In your prayer appeal to Him ... for Jesus is the right sacrifice we cannot make for ourselves and He is the One who makes us righteous in His Righteousness. “[Jesus] is able to save to the uttermost those who draw near to God through Him, since He always lives to make intercession for them.”[2] [In loneliness, in distress, in danger, in peace, in joy, in happiness.] “For Christ [Jesus] has entered, not into holy places made with hands, which are copies of the true things, but into heaven itself, now to appear in the presence of God on our behalf.”[3]When you put your Trust in Jesus you can be sure that God the Father will hear you when you call.
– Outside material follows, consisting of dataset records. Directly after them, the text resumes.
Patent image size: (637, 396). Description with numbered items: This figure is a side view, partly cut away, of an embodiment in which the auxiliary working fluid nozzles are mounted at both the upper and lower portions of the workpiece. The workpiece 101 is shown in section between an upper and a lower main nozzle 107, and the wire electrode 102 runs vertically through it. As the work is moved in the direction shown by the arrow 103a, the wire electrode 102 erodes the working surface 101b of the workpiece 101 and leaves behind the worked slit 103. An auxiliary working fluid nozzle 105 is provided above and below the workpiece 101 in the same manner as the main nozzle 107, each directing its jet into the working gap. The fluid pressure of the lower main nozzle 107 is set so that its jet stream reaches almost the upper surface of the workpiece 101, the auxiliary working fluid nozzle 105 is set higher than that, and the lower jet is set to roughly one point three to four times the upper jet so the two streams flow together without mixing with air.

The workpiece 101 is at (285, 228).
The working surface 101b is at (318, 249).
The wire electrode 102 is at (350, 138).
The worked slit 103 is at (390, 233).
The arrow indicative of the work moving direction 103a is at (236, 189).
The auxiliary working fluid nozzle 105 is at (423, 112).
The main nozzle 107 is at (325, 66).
David in the midst of trouble Trusts in God: and because of His Trust He knows that in peace he will both lie down and sleep; David prays with confidence in the face of trouble, “for you alone, O LORD, make me dwell in safety,” David says. Yet from looking at the account of David’s life from Scripture we would be hard pressed to say that his life was one of safety, and there were many nights when David went to sleep with a serious and eminent threat upon his head, nevertheless, this is how he prays, even in the midst of violence and hardship. The peace David found in God, and which He shows in the words of Psalm 4 reminds me of the words of Hymn 724 from our hymnal, verse 1) says “If God Himself be for me, I may a host defy; For when I pray, before me My foes, confounded fly. If Christ, my head and master, Befriend me from above, What foe or what disaster Can drive me from His love?” verse 8) “No danger, thirst, or hunger, No pain or poverty, no earthly tyrant’s anger Shall ever vanquish me. Though earth should break asunder, My fortress You shall be; No fire or sword or thunder Shall sever You from me.”[4]
Answer me when I call, O God of my righteousness!
You have given me relief when I was in distress.
Be gracious to me and hear my prayer! Amen.
Let us pray: Lord have mercy on us, Christ have mercy on us, Lord have mercy on us, “take our minds and think through them, take our lips and speak through them, take our hearts and set them on fire; for the sake of our Lord and Saviour Jesus Christ, Amen.
____________________________________________________________________________
[1] Luther’s Works (American Edition) Volume 10. Pg 42-43.
[2] Hebrews 7:25
[3] Hebrews 9:24
[4] Lutheran Service Book, Hymn 724 “If God Himself Be For Me” verses 1, 8.